The Attachment Theory Website's Psychology Bookshop

Adult attachment classification system

Main, M., & Goldwyn, R. (1985). Adult attachment classification system. Unpublished manuscript, University of California, Berkeley.

Studied parents of 6 year old children who had been classified using the Strange Situation at 12 months and reexamined at 6 years old. Parents attachment style was measured using the Adult Attachment Interview (1985).  They also found that there was significant intergenerational transmission with 73% of parents and children showing matching attachment types. From this work they created a parallel classification system for adults.
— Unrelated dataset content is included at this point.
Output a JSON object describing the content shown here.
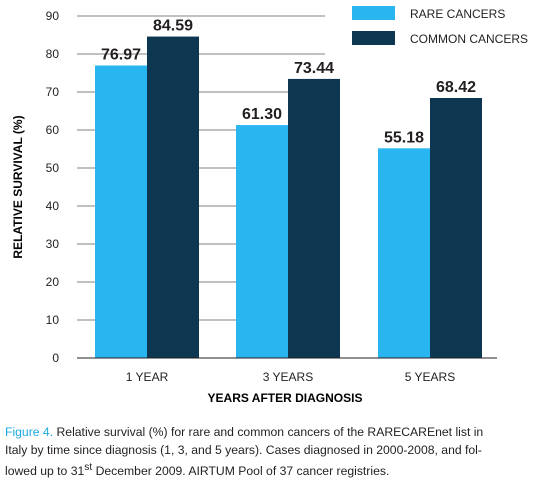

They suggested that Working Models provide “rules and rule systems for the direction of behaviour and the felt appraisal of experience”. (p. 77)  Furthermore that the “rules” or working models used by parents to classify relationships and for affect regulation are somehow passed on to children.
 

Parent Style Child Style Parental Attitudes
Free to Evaluate Secure Values attachment and related experiences as being influential. Relatively independant and objective in evaluating experiences and relationships. At ease in recalling difficult episodes and integrating into a coherent view of the relationship.
Dismissing  Avoidant Generally dismissing and devaluing of relationships. Difficulty recalling specific attachment experiences which were generally of rejection or lack of affection.
Preoccupied Anxious/Ambivalent Enmeshed in attitudes towards attachment and relationships. Had access to childhood memories but had difficulty in integrating them into a coherent model of relationships, showing confusion about some aspects.